AK DOC Today

News, Events, and Activities in the Alaska Department of Corrections

Commissioner Meets With Interior Alaska Native, Rural Leaders


Corrections Commissioner Joe Schmidt led a department team in a round-table discussion with Interior Alaska Native and Rural leaders in Fairbanks December 8th. The agenda included Goose Creek prison, probation and parole, recruitment, programming, reducing recidivism and the role of communities in supporting successful prisoner re-entry into the community. The meetings have become an annual event. This year the commissioner was joined by Attorney General John Burns and Public Safety Commissioner Joe Masters. The round-table was organized by Dorothy Shockley, staff to Sen. Albert Kookesh. Participating organizations included Steve Ginnis representing the Fairbanks Native Association, Jerry Isaac of Tanana Chiefs, Rev. Anna Frank of the Episcopal Diocese and Native Justice Advocate Shirley Lee.

WCC Inmates Crochet for Community Give-Back


After six weeks, ten inmates at Wildwood Correctional Center’s minimum camp have completed a crochet project with a goal of giving back to the community. In six weeks, the inmates have made over 90 hats and mittens to be donated to local elementary schools through a community organization. The program is modeled after one at the Palmer Correctional Center. Inmates complete three projects for charity and a fourth one can be sent home to their family. The crochet program started with 5 inmates and at the end of six weeks, at least ten inmates are being taught the basics of crocheting by an inmate teacher.

“We have some big ideas”, says Assistant Superintendent Shannon McCloud. “We answered a radio announcement from one of the local elementary schools for the need of warm weather gear and the inmates got busy and made 50 hats. I just dropped them off last week and they were very much appreciated. Next, we hope to donate to a Veteran’s organization and eventually make items for Hospice of Alaska. This is a way that we can have these guys give back to our communities.

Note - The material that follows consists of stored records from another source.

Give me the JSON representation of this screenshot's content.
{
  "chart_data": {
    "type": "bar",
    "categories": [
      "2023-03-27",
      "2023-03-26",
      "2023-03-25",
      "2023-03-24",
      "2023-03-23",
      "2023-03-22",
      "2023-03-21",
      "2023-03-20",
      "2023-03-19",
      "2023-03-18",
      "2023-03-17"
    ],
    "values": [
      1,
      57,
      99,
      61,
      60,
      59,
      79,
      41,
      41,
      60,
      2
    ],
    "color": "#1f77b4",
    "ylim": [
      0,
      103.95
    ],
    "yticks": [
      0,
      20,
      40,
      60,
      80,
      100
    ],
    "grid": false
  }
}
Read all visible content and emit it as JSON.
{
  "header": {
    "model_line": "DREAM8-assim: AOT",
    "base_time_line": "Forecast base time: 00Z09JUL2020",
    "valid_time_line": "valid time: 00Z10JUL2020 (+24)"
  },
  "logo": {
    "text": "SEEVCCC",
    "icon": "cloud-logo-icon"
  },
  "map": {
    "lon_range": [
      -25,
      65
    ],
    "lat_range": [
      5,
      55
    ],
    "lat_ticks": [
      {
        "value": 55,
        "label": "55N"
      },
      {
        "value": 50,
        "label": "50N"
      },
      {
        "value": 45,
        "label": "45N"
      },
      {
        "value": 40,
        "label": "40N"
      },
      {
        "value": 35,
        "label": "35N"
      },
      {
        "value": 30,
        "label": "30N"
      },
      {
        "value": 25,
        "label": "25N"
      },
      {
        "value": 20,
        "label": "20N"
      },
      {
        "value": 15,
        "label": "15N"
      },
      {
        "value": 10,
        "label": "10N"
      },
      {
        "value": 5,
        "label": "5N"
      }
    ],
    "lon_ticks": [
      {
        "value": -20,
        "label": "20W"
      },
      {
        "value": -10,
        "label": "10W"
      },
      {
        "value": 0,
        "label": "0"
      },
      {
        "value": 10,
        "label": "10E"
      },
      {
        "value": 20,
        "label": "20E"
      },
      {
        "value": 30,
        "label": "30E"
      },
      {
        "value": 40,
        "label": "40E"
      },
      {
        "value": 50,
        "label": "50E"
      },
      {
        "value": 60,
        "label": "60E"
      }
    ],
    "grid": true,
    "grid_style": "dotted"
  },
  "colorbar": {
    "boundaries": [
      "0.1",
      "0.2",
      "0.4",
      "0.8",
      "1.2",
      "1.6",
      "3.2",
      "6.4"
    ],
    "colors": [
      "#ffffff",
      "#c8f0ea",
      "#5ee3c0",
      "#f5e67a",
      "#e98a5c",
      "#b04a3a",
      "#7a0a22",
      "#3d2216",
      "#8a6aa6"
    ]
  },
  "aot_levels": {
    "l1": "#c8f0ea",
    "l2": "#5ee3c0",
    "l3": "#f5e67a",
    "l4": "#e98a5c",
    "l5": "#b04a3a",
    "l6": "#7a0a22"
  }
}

The program is sustained by donated yarn, said superintendent Bob Hibpshman, who also sees the program as a way to keep inmates busy and out of trouble. “What a wonderful way to help these guys learn a new skill and help others in the process. One thing that is needed to make this program a success is yarn. We have been taking donations from the Salvation Army and private donors, we hope this program can continue and grow in the future.”